Sejak malam minggu yang mendebarkan itu, kata sayang menjadi penutup ritual dalam pesan singkat kami. Aku selalu berhati-hati, memastikan ketulusanku tak terbantahkan. Lalu bagaimana respons Lila? Selalu sama, hanya “Terima kasih,” atau sesekali, “Iya, aku tahu. Makasih ya.” Aku tahu dia berjuang, seperti menahan napas di dalam air. Dan di antara deretan terima kasih yang dingin itu, aku yakin ada kode rahasia. Sebuah tanda bahwa ia menerima perasaanku, namun terikat oleh dinding yang kokoh.
Aku lelah bersembunyi di balik layar ponsel. Tekadku bulat, pada pertemuan kami berikutnya, hanya berdua, aku akan mengatakannya secara langsung, menatap mata lembutnya, tanpa perantara.
Sore itu, di tepi taman yang teduh, aku menatapnya lama, mencari keberanian.
“Aku suka kamu, Lila,” kataku dengan suara yang kubuat setenang mungkin. “Dari pertama kali kita bertemu di pantai, aku tahu ada yang berbeda. Aku tahu aku akan terus mengingatmu.”
Lila terdiam, wajahnya mendadak pias. Aku melihat getaran halus di jemarinya yang seolah mencari pegangan. Aku yakin hatinya berdetak sama cepatnya denganku. Namun, bayangan nama yang lain, Ardi, berdiri tak terlihat, menaungi kami.
Ia menunduk, memaksa senyum yang terasa hambar. “Rian, aku sudah punya seseorang.”
Jantungku mencelos, tapi aku sudah menyiapkan perisai untuk ini.
“Aku tahu,” jawabku lirih. “Dia teman lamaku.

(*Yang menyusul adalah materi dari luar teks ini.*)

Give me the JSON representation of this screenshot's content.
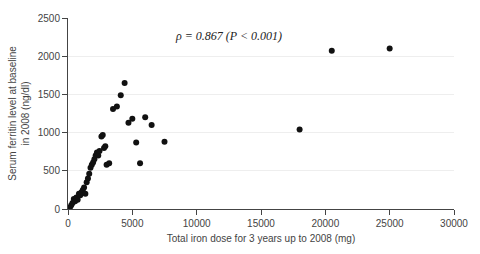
{
  "chart_data": {
    "type": "scatter",
    "x": [
      150,
      250,
      350,
      450,
      550,
      650,
      750,
      850,
      950,
      1050,
      1150,
      1250,
      1350,
      1450,
      1550,
      1650,
      1750,
      1850,
      1950,
      2050,
      2150,
      2250,
      2350,
      2450,
      2600,
      2700,
      2800,
      2900,
      3000,
      3200,
      3500,
      3800,
      4100,
      4400,
      4700,
      5000,
      5300,
      5600,
      6000,
      6500,
      7500,
      18000,
      20500,
      25000
    ],
    "values": [
      20,
      50,
      80,
      130,
      100,
      150,
      120,
      200,
      180,
      220,
      250,
      280,
      200,
      350,
      400,
      460,
      540,
      580,
      610,
      650,
      700,
      740,
      700,
      760,
      950,
      970,
      800,
      820,
      580,
      600,
      1310,
      1340,
      1490,
      1650,
      1130,
      1180,
      870,
      600,
      1200,
      1100,
      880,
      1040,
      2070,
      2100
    ],
    "color": "#111111",
    "marker": "circle",
    "xlabel": "Total iron dose for 3 years up to 2008 (mg)",
    "ylabel": "Serum ferritin level at baseline\nin 2008 (ng/dl)",
    "annotations": [
      {
        "text": "ρ = 0.867 (P < 0.001)",
        "x": 12500,
        "y": 2380
      }
    ],
    "xlim": [
      0,
      30000
    ],
    "ylim": [
      0,
      2500
    ],
    "xticks": [
      0,
      5000,
      10000,
      15000,
      20000,
      25000,
      30000
    ],
    "yticks": [
      0,
      500,
      1000,
      1500,
      2000,
      2500
    ],
    "grid": true
  }
}
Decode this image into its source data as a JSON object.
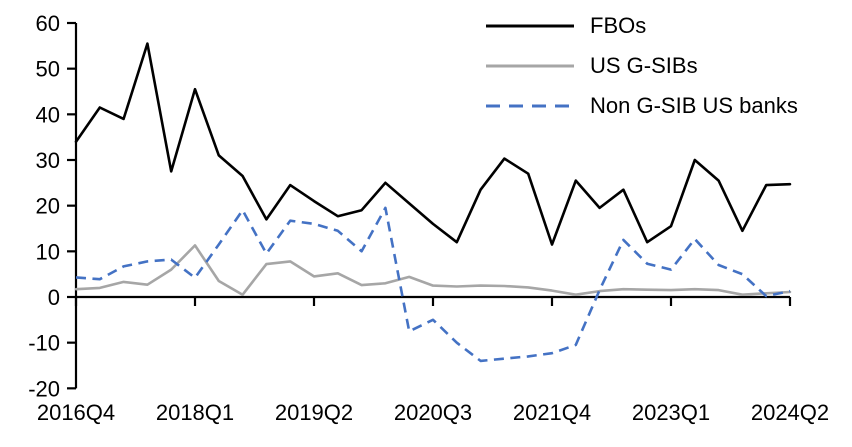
{
  "chart_data": {
    "type": "line",
    "x": [
      "2016Q4",
      "2017Q1",
      "2017Q2",
      "2017Q3",
      "2017Q4",
      "2018Q1",
      "2018Q2",
      "2018Q3",
      "2018Q4",
      "2019Q1",
      "2019Q2",
      "2019Q3",
      "2019Q4",
      "2020Q1",
      "2020Q2",
      "2020Q3",
      "2020Q4",
      "2021Q1",
      "2021Q2",
      "2021Q3",
      "2021Q4",
      "2022Q1",
      "2022Q2",
      "2022Q3",
      "2022Q4",
      "2023Q1",
      "2023Q2",
      "2023Q3",
      "2023Q4",
      "2024Q1",
      "2024Q2"
    ],
    "x_tick_labels": [
      "2016Q4",
      "2018Q1",
      "2019Q2",
      "2020Q3",
      "2021Q4",
      "2023Q1",
      "2024Q2"
    ],
    "x_tick_indices": [
      0,
      5,
      10,
      15,
      20,
      25,
      30
    ],
    "y_ticks": [
      -20,
      -10,
      0,
      10,
      20,
      30,
      40,
      50,
      60
    ],
    "ylim": [
      -20,
      60
    ],
    "grid": false,
    "legend_position": "top-right",
    "axis_color": "#000000",
    "series": [
      {
        "name": "FBOs",
        "color": "#000000",
        "line_style": "solid",
        "values": [
          34,
          41.5,
          39,
          55.5,
          27.5,
          45.5,
          31,
          26.5,
          17,
          24.5,
          21,
          17.7,
          19,
          25,
          20.5,
          16,
          12,
          23.5,
          30.3,
          27,
          11.5,
          25.5,
          19.5,
          23.5,
          12,
          15.5,
          30,
          25.5,
          14.5,
          24.5,
          24.7
        ]
      },
      {
        "name": "US G-SIBs",
        "color": "#A6A6A6",
        "line_style": "solid",
        "values": [
          1.7,
          2,
          3.3,
          2.7,
          6,
          11.3,
          3.5,
          0.5,
          7.2,
          7.8,
          4.5,
          5.2,
          2.6,
          3,
          4.4,
          2.5,
          2.3,
          2.5,
          2.4,
          2.1,
          1.4,
          0.5,
          1.3,
          1.7,
          1.6,
          1.5,
          1.7,
          1.5,
          0.5,
          0.8,
          1.1
        ]
      },
      {
        "name": "Non G-SIB US banks",
        "color": "#4472C4",
        "line_style": "dashed",
        "values": [
          4.3,
          3.9,
          6.7,
          7.8,
          8.2,
          4.2,
          11.5,
          19,
          9.5,
          16.7,
          16,
          14.5,
          10,
          19.5,
          -7.5,
          -5,
          -10,
          -14,
          -13.5,
          -13,
          -12.3,
          -10.5,
          1.5,
          12.5,
          7.3,
          6,
          12.7,
          7,
          5,
          0.2,
          1.3
        ]
      }
    ]
  }
}
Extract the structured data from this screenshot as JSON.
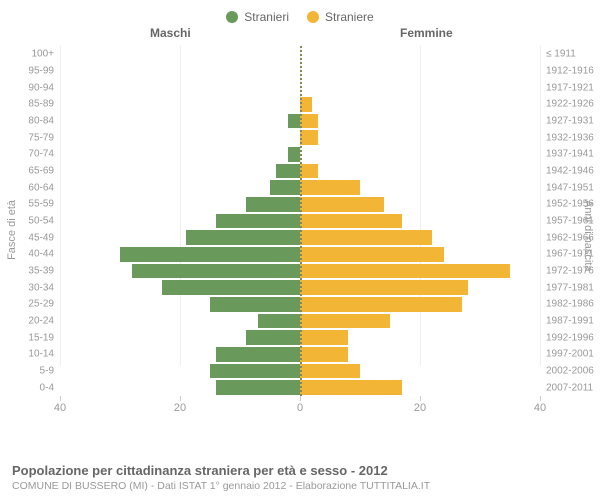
{
  "legend": {
    "male": {
      "label": "Stranieri",
      "color": "#6a9a5b"
    },
    "female": {
      "label": "Straniere",
      "color": "#f2b536"
    }
  },
  "headers": {
    "left": "Maschi",
    "right": "Femmine"
  },
  "axis_titles": {
    "left": "Fasce di età",
    "right": "Anni di nascita"
  },
  "chart": {
    "type": "population-pyramid",
    "xmax": 40,
    "xticks": [
      40,
      20,
      0,
      20,
      40
    ],
    "background_color": "#ffffff",
    "grid_color": "#eeeeee",
    "bar_color_male": "#6a9a5b",
    "bar_color_female": "#f2b536",
    "label_color": "#999999",
    "label_fontsize": 10,
    "rows": [
      {
        "age": "100+",
        "birth": "≤ 1911",
        "m": 0,
        "f": 0
      },
      {
        "age": "95-99",
        "birth": "1912-1916",
        "m": 0,
        "f": 0
      },
      {
        "age": "90-94",
        "birth": "1917-1921",
        "m": 0,
        "f": 0
      },
      {
        "age": "85-89",
        "birth": "1922-1926",
        "m": 0,
        "f": 2
      },
      {
        "age": "80-84",
        "birth": "1927-1931",
        "m": 2,
        "f": 3
      },
      {
        "age": "75-79",
        "birth": "1932-1936",
        "m": 0,
        "f": 3
      },
      {
        "age": "70-74",
        "birth": "1937-1941",
        "m": 2,
        "f": 0
      },
      {
        "age": "65-69",
        "birth": "1942-1946",
        "m": 4,
        "f": 3
      },
      {
        "age": "60-64",
        "birth": "1947-1951",
        "m": 5,
        "f": 10
      },
      {
        "age": "55-59",
        "birth": "1952-1956",
        "m": 9,
        "f": 14
      },
      {
        "age": "50-54",
        "birth": "1957-1961",
        "m": 14,
        "f": 17
      },
      {
        "age": "45-49",
        "birth": "1962-1966",
        "m": 19,
        "f": 22
      },
      {
        "age": "40-44",
        "birth": "1967-1971",
        "m": 30,
        "f": 24
      },
      {
        "age": "35-39",
        "birth": "1972-1976",
        "m": 28,
        "f": 35
      },
      {
        "age": "30-34",
        "birth": "1977-1981",
        "m": 23,
        "f": 28
      },
      {
        "age": "25-29",
        "birth": "1982-1986",
        "m": 15,
        "f": 27
      },
      {
        "age": "20-24",
        "birth": "1987-1991",
        "m": 7,
        "f": 15
      },
      {
        "age": "15-19",
        "birth": "1992-1996",
        "m": 9,
        "f": 8
      },
      {
        "age": "10-14",
        "birth": "1997-2001",
        "m": 14,
        "f": 8
      },
      {
        "age": "5-9",
        "birth": "2002-2006",
        "m": 15,
        "f": 10
      },
      {
        "age": "0-4",
        "birth": "2007-2011",
        "m": 14,
        "f": 17
      }
    ]
  },
  "footer": {
    "title": "Popolazione per cittadinanza straniera per età e sesso - 2012",
    "subtitle": "COMUNE DI BUSSERO (MI) - Dati ISTAT 1° gennaio 2012 - Elaborazione TUTTITALIA.IT"
  }
}
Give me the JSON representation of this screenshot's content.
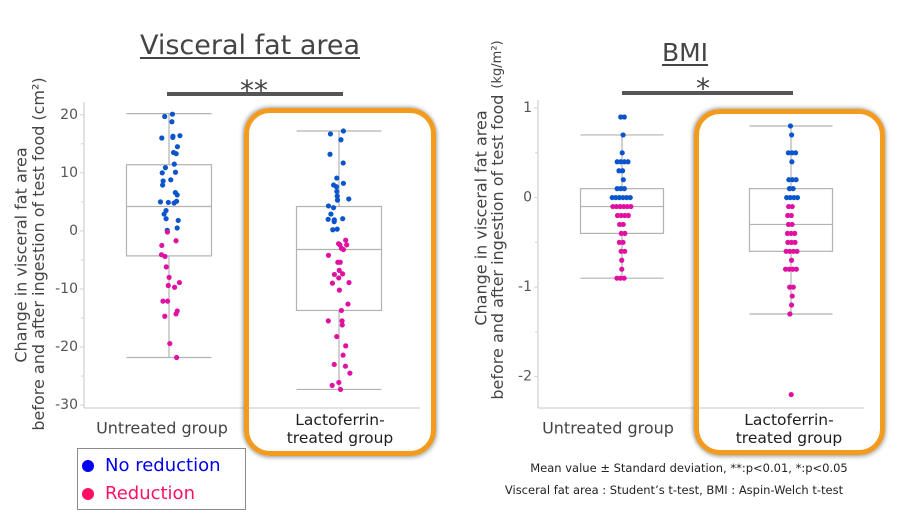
{
  "figure": {
    "footnotes": [
      "Mean value ± Standard deviation, **:p<0.01, *:p<0.05",
      "Visceral fat area : Student’s t-test, BMI : Aspin-Welch t-test"
    ],
    "highlighted_group": "Lactoferrin-treated group"
  },
  "legend": {
    "items": [
      {
        "label": "No reduction",
        "color": "#0000EE"
      },
      {
        "label": "Reduction",
        "color": "#FF1060"
      }
    ]
  },
  "colors": {
    "no_reduction_point": "#0A55CC",
    "reduction_point": "#E010A0",
    "highlight_frame": "#F29B1F",
    "significance_bar": "#555555"
  },
  "chart_data": [
    {
      "type": "scatter",
      "subtype": "box-plot-with-strip",
      "title": "Visceral fat area",
      "ylabel": "Change in visceral fat area before and after ingestion of test food (cm²)",
      "ylabel_lines": [
        "Change in visceral fat area",
        "before and after ingestion of test food"
      ],
      "yunit": "(cm²)",
      "xlabel": "",
      "categories": [
        "Untreated group",
        "Lactoferrin-treated group"
      ],
      "category_label_lines": [
        [
          "Untreated group"
        ],
        [
          "Lactoferrin-",
          "treated group"
        ]
      ],
      "ylim": [
        -30.5,
        22.2
      ],
      "yticks": [
        20,
        10,
        0,
        -10,
        -20,
        -30
      ],
      "minor_ticks": [
        15,
        5,
        -5,
        -15,
        -25
      ],
      "grid": false,
      "legend": "bottom-left",
      "significance": {
        "label": "**",
        "between": [
          "Untreated group",
          "Lactoferrin-treated group"
        ]
      },
      "groups": [
        {
          "name": "Untreated group",
          "box": {
            "whisker_high": 20.2,
            "q3": 11.4,
            "median": 4.2,
            "q1": -4.3,
            "whisker_low": -21.8
          },
          "no_reduction": [
            20.1,
            19.7,
            18.8,
            16.4,
            16.3,
            16.1,
            16.0,
            14.5,
            13.5,
            13.3,
            11.5,
            10.9,
            10.1,
            10.0,
            8.8,
            8.6,
            7.9,
            6.6,
            6.2,
            5.1,
            5.0,
            4.9,
            4.8,
            3.5,
            2.9,
            2.1,
            1.8,
            0.5,
            0.1
          ],
          "reduction": [
            -0.2,
            -1.7,
            -2.5,
            -4.1,
            -4.4,
            -6.2,
            -8.0,
            -8.9,
            -9.4,
            -9.7,
            -12.1,
            -12.1,
            -13.8,
            -14.3,
            -14.7,
            -19.4,
            -21.8
          ]
        },
        {
          "name": "Lactoferrin-treated group",
          "box": {
            "whisker_high": 17.2,
            "q3": 4.2,
            "median": -3.2,
            "q1": -13.7,
            "whisker_low": -27.3
          },
          "no_reduction": [
            17.2,
            16.7,
            15.7,
            13.2,
            11.7,
            9.1,
            8.2,
            7.9,
            7.6,
            6.8,
            6.0,
            5.5,
            5.3,
            4.3,
            4.0,
            2.9,
            2.1,
            2.0,
            1.9,
            1.6,
            0.3,
            0.2
          ],
          "reduction": [
            -1.6,
            -2.2,
            -2.4,
            -2.4,
            -3.0,
            -3.2,
            -4.2,
            -5.4,
            -5.4,
            -6.8,
            -7.4,
            -7.5,
            -8.1,
            -8.9,
            -9.0,
            -10.2,
            -12.6,
            -13.7,
            -15.5,
            -15.5,
            -16.2,
            -18.2,
            -19.8,
            -21.4,
            -23.0,
            -23.3,
            -24.5,
            -26.1,
            -26.6,
            -27.3
          ]
        }
      ]
    },
    {
      "type": "scatter",
      "subtype": "box-plot-with-strip",
      "title": "BMI",
      "ylabel": "Change in visceral fat area before and after ingestion of test food (kg/m²)",
      "ylabel_lines": [
        "Change in visceral fat area",
        "before and after ingestion of test food"
      ],
      "yunit": "(kg/m²)",
      "xlabel": "",
      "categories": [
        "Untreated group",
        "Lactoferrin-treated group"
      ],
      "category_label_lines": [
        [
          "Untreated group"
        ],
        [
          "Lactoferrin-",
          "treated group"
        ]
      ],
      "ylim": [
        -2.35,
        1.09
      ],
      "yticks": [
        1,
        0,
        -1,
        -2
      ],
      "minor_ticks": [
        0.5,
        -0.5,
        -1.5
      ],
      "grid": false,
      "legend": "bottom-left",
      "significance": {
        "label": "*",
        "between": [
          "Untreated group",
          "Lactoferrin-treated group"
        ]
      },
      "groups": [
        {
          "name": "Untreated group",
          "box": {
            "whisker_high": 0.7,
            "q3": 0.1,
            "median": -0.1,
            "q1": -0.4,
            "whisker_low": -0.9
          },
          "no_reduction": [
            0.9,
            0.9,
            0.7,
            0.5,
            0.4,
            0.4,
            0.4,
            0.4,
            0.3,
            0.3,
            0.2,
            0.1,
            0.1,
            0.1,
            0.0,
            0.0,
            0.0,
            0.0,
            0.0,
            0.0
          ],
          "reduction": [
            -0.1,
            -0.1,
            -0.1,
            -0.1,
            -0.1,
            -0.1,
            -0.2,
            -0.2,
            -0.2,
            -0.2,
            -0.3,
            -0.3,
            -0.4,
            -0.4,
            -0.5,
            -0.5,
            -0.6,
            -0.6,
            -0.7,
            -0.8,
            -0.9,
            -0.9,
            -0.9
          ]
        },
        {
          "name": "Lactoferrin-treated group",
          "box": {
            "whisker_high": 0.8,
            "q3": 0.1,
            "median": -0.3,
            "q1": -0.6,
            "whisker_low": -1.3
          },
          "no_reduction": [
            0.8,
            0.7,
            0.5,
            0.5,
            0.5,
            0.4,
            0.2,
            0.2,
            0.2,
            0.1,
            0.1,
            0.0,
            0.0,
            0.0,
            0.0
          ],
          "reduction": [
            -0.1,
            -0.1,
            -0.2,
            -0.2,
            -0.3,
            -0.3,
            -0.4,
            -0.4,
            -0.4,
            -0.5,
            -0.5,
            -0.5,
            -0.6,
            -0.6,
            -0.6,
            -0.6,
            -0.7,
            -0.8,
            -0.8,
            -0.8,
            -0.8,
            -1.0,
            -1.0,
            -1.1,
            -1.2,
            -1.3,
            -2.2
          ]
        }
      ]
    }
  ]
}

Tapi Lila, perasaan… perasaan tak pernah bisa diatur, bukan?” Aku menarik napas dalam, mengambil risiko terbesar. “Aku akan bertanggung jawab. Aku yang akan menyampaikan semua tentang kita padanya, jika suatu hari nanti dia sudah pulang atau sudah menghubungimu.”
Malam itu Lila menangis lama. Tangisannya pelan, tanpa suara, namun sarat akan kemarahan pada ketidakberdayaan dirinya. Malam yang kuharap menjadi pelabuhan, ternyata hanya diisi air mata dari gadis yang kucintai. Aku tidak tahan. Setiap tetes air matanya membuatku merasa menjadi pelaku kejahatan yang paling egois.